In most of the country, meanwhile, the basic mass transit infrastructure is so bad that I don’t think you can meaningfully increase ridership by reducing fares. But New York certainly could, and so could maybe a few other states.


The price corridor

Last but by no means least, I want to return to the idea I mentioned last week of trying to lower short-term prices by averting a future price crash.


In addition to buying and selling oil, participants in commodities markets can also trade oil futures, literally the price of buying a barrel of oil in the future. You can link together the futures prices to create a curve, showing the current price of oil at different points in time. And what you can see is that as the short-term price of oil has skyrocketed, the current market expectation (the orange curve) is that long-term prices will settle at around $65 per barrel — actually a bit lower than expected prices before the Russian invasion that sent short-term prices surging, I think because investors are now more pessimistic about economic growth.



This coming price crash is great news for consumers in the summer and fall of 2026, but it also weighs on the minds of investors considering how much money to plow into new fracking operations right now. After all, American oil and gas producers are already expanding production (this is what Republicans are in denial about) so to expand even more rapidly means moving onto projects with higher marginal costs. You don’t do that if you think the long-term payoff is going to be low-to-negative. And while sky-high short-term prices are bad for consumers (and bad for Joe Biden and thus bad for climate policy), low long-term prices are also bad for climate change.


So what Alex Williams, Arnab Datta, and Skanda Amarnath propose is that the federal government use the Strategic Petroleum Reserve to not only put some more oil directly onto the market today but to buy up future oil and put a floor under its price:


Since the SPR has inventory, and the ability to store crude oil for the future, it can and should help relieve pressure in the spot market. Critically, it can do so without disincentivizing future production by using its exchange authority. If done correctly, the simultaneous transaction should earn the taxpayer a net return.

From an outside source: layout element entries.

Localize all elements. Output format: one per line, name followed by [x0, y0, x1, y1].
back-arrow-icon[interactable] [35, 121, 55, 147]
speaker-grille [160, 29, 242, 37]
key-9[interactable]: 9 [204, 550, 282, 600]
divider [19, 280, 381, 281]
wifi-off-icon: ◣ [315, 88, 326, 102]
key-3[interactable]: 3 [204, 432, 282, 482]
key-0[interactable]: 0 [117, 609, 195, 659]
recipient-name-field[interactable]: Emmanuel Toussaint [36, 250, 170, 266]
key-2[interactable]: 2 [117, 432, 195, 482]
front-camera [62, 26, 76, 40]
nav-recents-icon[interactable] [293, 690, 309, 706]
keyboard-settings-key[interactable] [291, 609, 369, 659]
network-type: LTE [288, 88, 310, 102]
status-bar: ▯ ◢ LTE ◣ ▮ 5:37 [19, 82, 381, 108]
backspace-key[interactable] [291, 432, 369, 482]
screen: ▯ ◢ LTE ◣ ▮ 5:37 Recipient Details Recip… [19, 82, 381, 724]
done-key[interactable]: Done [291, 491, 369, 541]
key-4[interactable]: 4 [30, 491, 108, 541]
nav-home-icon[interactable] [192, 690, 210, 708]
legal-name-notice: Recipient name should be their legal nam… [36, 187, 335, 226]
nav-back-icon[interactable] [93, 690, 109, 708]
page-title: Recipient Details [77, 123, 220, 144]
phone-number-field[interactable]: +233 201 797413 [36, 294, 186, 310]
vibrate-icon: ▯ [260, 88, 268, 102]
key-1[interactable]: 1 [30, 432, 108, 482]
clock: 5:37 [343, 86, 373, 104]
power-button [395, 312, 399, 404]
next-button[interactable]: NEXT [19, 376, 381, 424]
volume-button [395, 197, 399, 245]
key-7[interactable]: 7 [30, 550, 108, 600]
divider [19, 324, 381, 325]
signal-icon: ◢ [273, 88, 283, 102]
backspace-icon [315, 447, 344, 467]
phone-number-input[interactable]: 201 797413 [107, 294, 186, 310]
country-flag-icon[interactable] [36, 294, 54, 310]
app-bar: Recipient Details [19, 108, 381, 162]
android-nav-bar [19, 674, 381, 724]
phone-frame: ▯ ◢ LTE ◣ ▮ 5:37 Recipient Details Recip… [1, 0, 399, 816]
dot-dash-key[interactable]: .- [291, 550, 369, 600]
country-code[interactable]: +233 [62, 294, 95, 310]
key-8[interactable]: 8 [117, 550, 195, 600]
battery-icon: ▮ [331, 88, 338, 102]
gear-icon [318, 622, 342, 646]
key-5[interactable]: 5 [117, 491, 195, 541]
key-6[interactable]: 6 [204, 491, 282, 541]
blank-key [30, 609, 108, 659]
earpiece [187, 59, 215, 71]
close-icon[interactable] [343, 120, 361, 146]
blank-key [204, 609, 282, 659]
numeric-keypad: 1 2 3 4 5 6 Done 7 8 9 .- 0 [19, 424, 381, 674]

The SPR would solicit proposals for exchanges, whereby it releases crude to a private intermediary in exchange for receiving the same quantity (plus a premium) of crude at a future date. The SPR would have to allow return dates of sufficient term to be of value to intermediaries (and the end oil producer), but most critically, it could require that returned barrels be sourced from producers’ newly drilled wells not currently permitted or associated with the current rig count–ideally increasing investment and production at the margin.


The idea is to create a kind of soft price control system for oil that prevents it from getting so expensive that everyone loses their mind, but also blocks super-cheap oil from putting producers out of business. Rep. Jared Golden and a few other moderate House members have embraced this idea, but the White House seems reluctant since climate groups are allergic to anything that smacks of drill, baby, drill.


But I think the current conversation around a gas tax holiday should be a reality check for environmental groups. The fact of the matter is that nobody in a contested election — not red-state senators, not even the governor of California — is willing to go to the voters with an “actually, expensive gasoline is good” message. What climate advocates do have is a compelling long-term solution to this problem: the promotion of mass transit and especially electric vehicles. They also have a Democratic Party that is very committed to pushing that long-term agenda. So the sensible thing is to help those allies maintain political power by working with them to do sensible things to address the short-term issue. But if they won’t, it would be fitting and appropriate for the Biden administration to break sharply with them and announce something like the price corridors plan and say explicitly, “my climate activist friends hate this idea, they are so committed to their long-term EV vision that they don’t want me to take any action to provide short-term relief, and I just think they’re wrong.”